Does the animal know the meaning of the cue in the environment in which it was first taught, but not in the new environment in which it was given?
Is the reward for doing the behavior desirable enough by the animal to produce the behavior they are asking for?
After answering those questions, the Marker trainer revises the training process to be sure that the animal knows the meaning of the cue in all environments, regardless of distractions, and feels rewarded for the behavior.
Why don't Marker trainers use punishments as well as rewards?
A consequence of any behavior can be unpleasant as well as pleasant. So why shouldn't punishments follow unwanted behaviors, just as rewards follow wanted behaviors?
Research tells us that punishment may decrease the frequency of unwanted behavior but, usually results in producing other unwanted side effects such as fear, stress, or anxiety in anticipation of the possibility of being punished. The results of punishment as a training method are difficult to predict and to control.
In addition, punishment is not usually identified with an event marker. It almost always comes after the event and is rarely clearly connected with a specific behavior. In the animal's perception, punishment is a random, meaningless event. It is, therefore, less effective than the combined use of an event marker and positive reinforcement in changing behavior.

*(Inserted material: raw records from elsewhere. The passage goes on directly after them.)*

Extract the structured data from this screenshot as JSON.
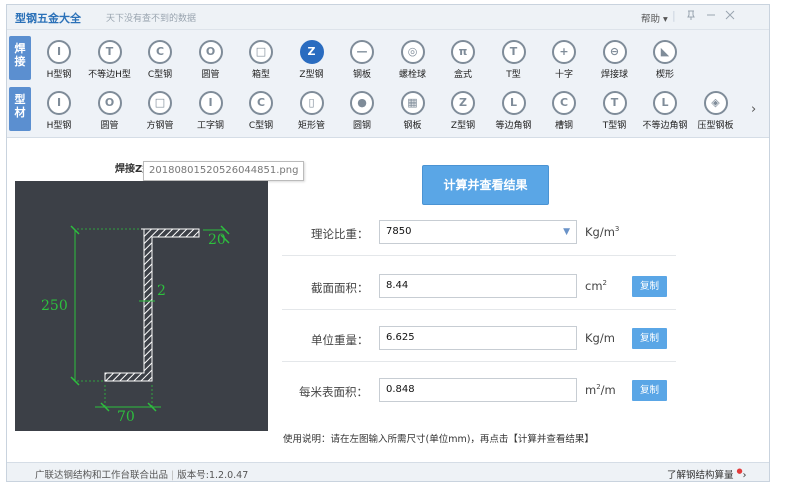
{
  "window": {
    "title": "型钢五金大全",
    "subtitle": "天下没有查不到的数据",
    "help_label": "帮助",
    "help_arrow": "▾",
    "pin_icon": "pin-icon",
    "minimize_icon": "minimize-icon",
    "close_icon": "close-icon"
  },
  "categories": [
    {
      "label_top": "焊",
      "label_bottom": "接",
      "color": "#5b8fd0"
    },
    {
      "label_top": "型",
      "label_bottom": "材",
      "color": "#5b8fd0"
    }
  ],
  "welded_items": [
    {
      "label": "H型钢",
      "glyph": "I"
    },
    {
      "label": "不等边H型",
      "glyph": "T"
    },
    {
      "label": "C型钢",
      "glyph": "C"
    },
    {
      "label": "圆管",
      "glyph": "O"
    },
    {
      "label": "箱型",
      "glyph": "□"
    },
    {
      "label": "Z型钢",
      "glyph": "Z"
    },
    {
      "label": "钢板",
      "glyph": "—"
    },
    {
      "label": "螺栓球",
      "glyph": "◎"
    },
    {
      "label": "盒式",
      "glyph": "π"
    },
    {
      "label": "T型",
      "glyph": "T"
    },
    {
      "label": "十字",
      "glyph": "+"
    },
    {
      "label": "焊接球",
      "glyph": "⊖"
    },
    {
      "label": "楔形",
      "glyph": "◣"
    }
  ],
  "profile_items": [
    {
      "label": "H型钢",
      "glyph": "I"
    },
    {
      "label": "圆管",
      "glyph": "O"
    },
    {
      "label": "方钢管",
      "glyph": "□"
    },
    {
      "label": "工字钢",
      "glyph": "I"
    },
    {
      "label": "C型钢",
      "glyph": "C"
    },
    {
      "label": "矩形管",
      "glyph": "▯"
    },
    {
      "label": "圆钢",
      "glyph": "●"
    },
    {
      "label": "钢板",
      "glyph": "▦"
    },
    {
      "label": "Z型钢",
      "glyph": "Z"
    },
    {
      "label": "等边角钢",
      "glyph": "L"
    },
    {
      "label": "槽钢",
      "glyph": "C"
    },
    {
      "label": "T型钢",
      "glyph": "T"
    },
    {
      "label": "不等边角钢",
      "glyph": "L"
    },
    {
      "label": "压型钢板",
      "glyph": "◈"
    }
  ],
  "more_arrow": "›",
  "drawing": {
    "caption": "焊接Z型钢",
    "filename_tooltip": "20180801520526044851.png",
    "dim_height": "250",
    "dim_thickness": "2",
    "dim_top_flange": "20",
    "dim_bottom_flange": "70",
    "line_color": "#ffffff",
    "dim_color": "#2dbf3e"
  },
  "calculate_button": "计算并查看结果",
  "fields": {
    "density": {
      "label": "理论比重：",
      "value": "7850",
      "unit": "Kg/m",
      "unit_sup": "3"
    },
    "area": {
      "label": "截面面积：",
      "value": "8.44",
      "unit": "cm",
      "unit_sup": "2",
      "copy_label": "复制"
    },
    "weight": {
      "label": "单位重量：",
      "value": "6.625",
      "unit": "Kg/m",
      "copy_label": "复制"
    },
    "surface": {
      "label": "每米表面积：",
      "value": "0.848",
      "unit_pre": "m",
      "unit_sup": "2",
      "unit_post": "/m",
      "copy_label": "复制"
    }
  },
  "usage_note": "使用说明：请在左图输入所需尺寸(单位mm)，再点击【计算并查看结果】",
  "statusbar": {
    "publisher": "广联达钢结构和工作台联合出品",
    "version": "版本号:1.2.0.47",
    "link": "了解钢结构算量",
    "link_arrow": "›"
  },
  "colors": {
    "accent": "#2a6cc0",
    "button": "#5aa6e6",
    "drawing_bg": "#3c4047"
  }
}
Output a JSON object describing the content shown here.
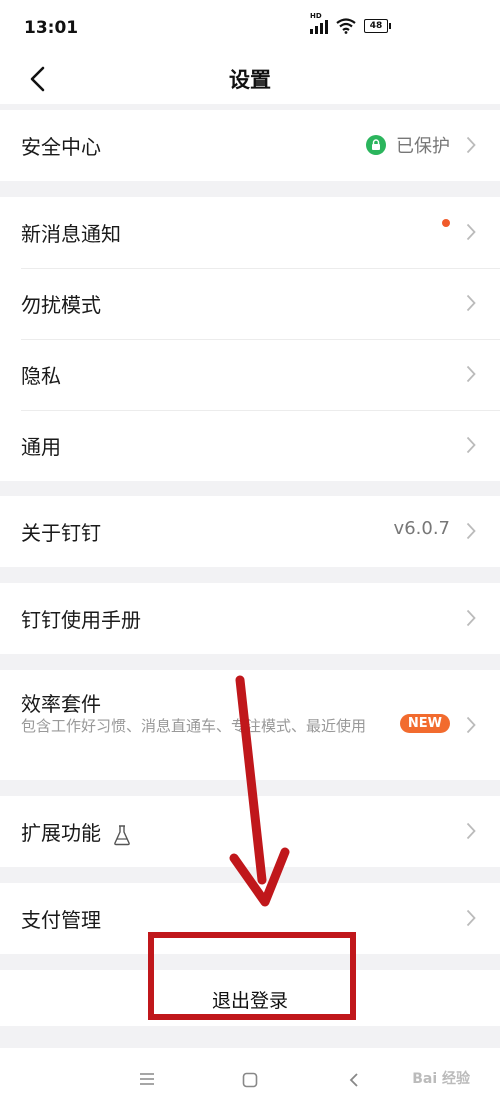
{
  "status": {
    "time": "13:01",
    "hd": "HD",
    "battery": "48"
  },
  "nav": {
    "title": "设置"
  },
  "groups": {
    "security": {
      "label": "安全中心",
      "status": "已保护"
    },
    "notifications": {
      "label": "新消息通知"
    },
    "dnd": {
      "label": "勿扰模式"
    },
    "privacy": {
      "label": "隐私"
    },
    "general": {
      "label": "通用"
    },
    "about": {
      "label": "关于钉钉",
      "version": "v6.0.7"
    },
    "manual": {
      "label": "钉钉使用手册"
    },
    "efficiency": {
      "label": "效率套件",
      "desc": "包含工作好习惯、消息直通车、专注模式、最近使用",
      "badge": "NEW"
    },
    "extensions": {
      "label": "扩展功能"
    },
    "payment": {
      "label": "支付管理"
    }
  },
  "logout": {
    "label": "退出登录"
  },
  "watermark": "Bai 经验",
  "colors": {
    "accent_red": "#c0171b",
    "green": "#2bb55d",
    "orange": "#f26b2e"
  }
}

Marker trainers also feel that their relationships with their animals are stronger and more rewarding when they focus on the positive rather than the negative. Like the difference between an animal behaving with intention rather than by habit or out of fear, the difference in attitude and enthusiasm between an animal that works to earn rewards rather than to avoid punishment is vast.
How can marker training be used to get rid of unwanted behaviors?
Marker trainers allow unwanted behaviors to disappear through a lack of reinforcement. If a behavior is not rewarding to the animal, eventually it will disappear. If an unwanted behavior persists, marker trainers study the behavior to understand why it is reinforcing to the animal. Sometimes the behavior reinforces itself: a barking dog is less bored than a quiet dog. The barking is its own reward and can be reinforcing to the dog. The marker trainer provides this dog with an alternate behavior to replace the unwanted behavior. The bored dog may simply need more activity, or perhaps quiet resting for longer and longer periods can become a rewarded behavior. Then the marker trainer would teach the dog a cue for "silence."
Do markers and rewards need to be used for every behavior, forever?
Marker trainers can maintain the behavior by replacing especially good treats with occasional and less intensive rewards including a pat or praise. Learned cues and behaviors are also maintained by real-life rewards: for example, sitting quietly at the door is rewarded by opening the door so that the dog can have a walk. Marker trainers then save marks and treats for the next new thing they want to train.
Can marker training be used with any animal?
Yes. First widely used by dolphin trainers who needed a way to teach behavior without using physical force, marker training has been successfully employed with animals of all sizes and species, both domesticated and wild, young and old, all breeds of dogs and puppies, cats, birds, leopards, rats, rabbits, chinchillas, fish, and more.
Marker trainers who learn the underlying principles have at their disposal a powerful set of tools that enable them to analyze behaviors, modify existing methods for individual animals, and create new methods where none previously existed. This flexibility allows the tools of marker training to be re-invented in new forms that work in a range of situations, and for an infinite variety of animals.
The same principles have also been applied to training for athletes, dancers, skaters, and other people. Called "TAGteach," this form of training uses a click as a marker signal to teach precise physical motions quickly, accurately, and positively.
Is marker training a training method or a philosophy?
Marker training has been used by many different types of animal trainers for years as a training method that is clear, quick, concise and humane. It allows us to communicate with the animal in a way that allows them to learn quickly and understand what we want without using aversive training methods.